The very first pair of porcelain dentures were made in seventeen seventy by a man named Alexis Duchâteau. Then in seventeen ninety one Duchâteau’s assistant, Nicholas Dubois De Chemant, patented what he called “De Chemant’s Specification.” The patent was for the process of making false teeth. This process used springs to keep the teeth in place and the teeth could be made in any shade or color to the patient’s liking which allowed De Chemant to provide patients with the most natural and effectual teeth possible. He began selling the false teeth the very next year.

Then in eighteen twenty a man by the name of Claudius Ash who was actually a goldsmith had invented another way of making dentures. These dentures were also made of porcelain, however they were mounted on eighteen carat gold plates. Soon after, the use of a hardened rubber that was called dental Vulcanite replaced porcelain teeth. Then Claudius Ash’s company took off and became the leading manufacturer of dental Vulcanite in Europe. This Vulcanite was used from about eighteen fifty and onwards through history.

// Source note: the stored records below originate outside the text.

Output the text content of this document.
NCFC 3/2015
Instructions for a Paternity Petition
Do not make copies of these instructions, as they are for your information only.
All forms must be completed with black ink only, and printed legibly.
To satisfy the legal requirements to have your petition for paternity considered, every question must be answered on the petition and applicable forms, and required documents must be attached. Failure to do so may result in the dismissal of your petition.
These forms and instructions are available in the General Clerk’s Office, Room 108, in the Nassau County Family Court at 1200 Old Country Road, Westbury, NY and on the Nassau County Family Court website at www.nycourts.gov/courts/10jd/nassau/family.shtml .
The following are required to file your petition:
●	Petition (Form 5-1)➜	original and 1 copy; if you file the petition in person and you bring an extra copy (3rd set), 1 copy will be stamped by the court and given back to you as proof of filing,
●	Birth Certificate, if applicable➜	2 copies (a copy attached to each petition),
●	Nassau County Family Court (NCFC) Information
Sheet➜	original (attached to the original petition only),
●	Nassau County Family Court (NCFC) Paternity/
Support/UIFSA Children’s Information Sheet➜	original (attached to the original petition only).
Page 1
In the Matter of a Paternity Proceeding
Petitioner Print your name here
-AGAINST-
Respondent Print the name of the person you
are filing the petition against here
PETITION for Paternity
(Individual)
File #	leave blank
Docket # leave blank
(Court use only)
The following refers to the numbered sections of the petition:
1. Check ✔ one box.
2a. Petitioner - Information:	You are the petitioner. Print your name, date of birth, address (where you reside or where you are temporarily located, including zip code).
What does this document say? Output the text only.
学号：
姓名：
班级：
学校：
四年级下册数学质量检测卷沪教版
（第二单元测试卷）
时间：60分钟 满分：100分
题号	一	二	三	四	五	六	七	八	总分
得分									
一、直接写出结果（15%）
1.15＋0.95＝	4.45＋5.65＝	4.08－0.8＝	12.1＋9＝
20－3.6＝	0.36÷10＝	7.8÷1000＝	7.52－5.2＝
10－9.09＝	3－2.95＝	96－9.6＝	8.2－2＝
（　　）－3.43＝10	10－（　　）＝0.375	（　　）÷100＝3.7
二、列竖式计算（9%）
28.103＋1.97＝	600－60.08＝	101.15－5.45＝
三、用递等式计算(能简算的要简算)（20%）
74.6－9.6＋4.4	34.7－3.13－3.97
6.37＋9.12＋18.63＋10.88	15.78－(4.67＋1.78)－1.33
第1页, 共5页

Finally today’s false teeth are typically made of acrylic resin and mostly plastics. However this change did not take place until the mid twentieth century. Today people are phasing out false teeth and instead are focusing on preventative dentistry. The rates of people who use false teeth have fallen dramatically in the last few decades to a much more reasonable number today, and the statistics continue to fall.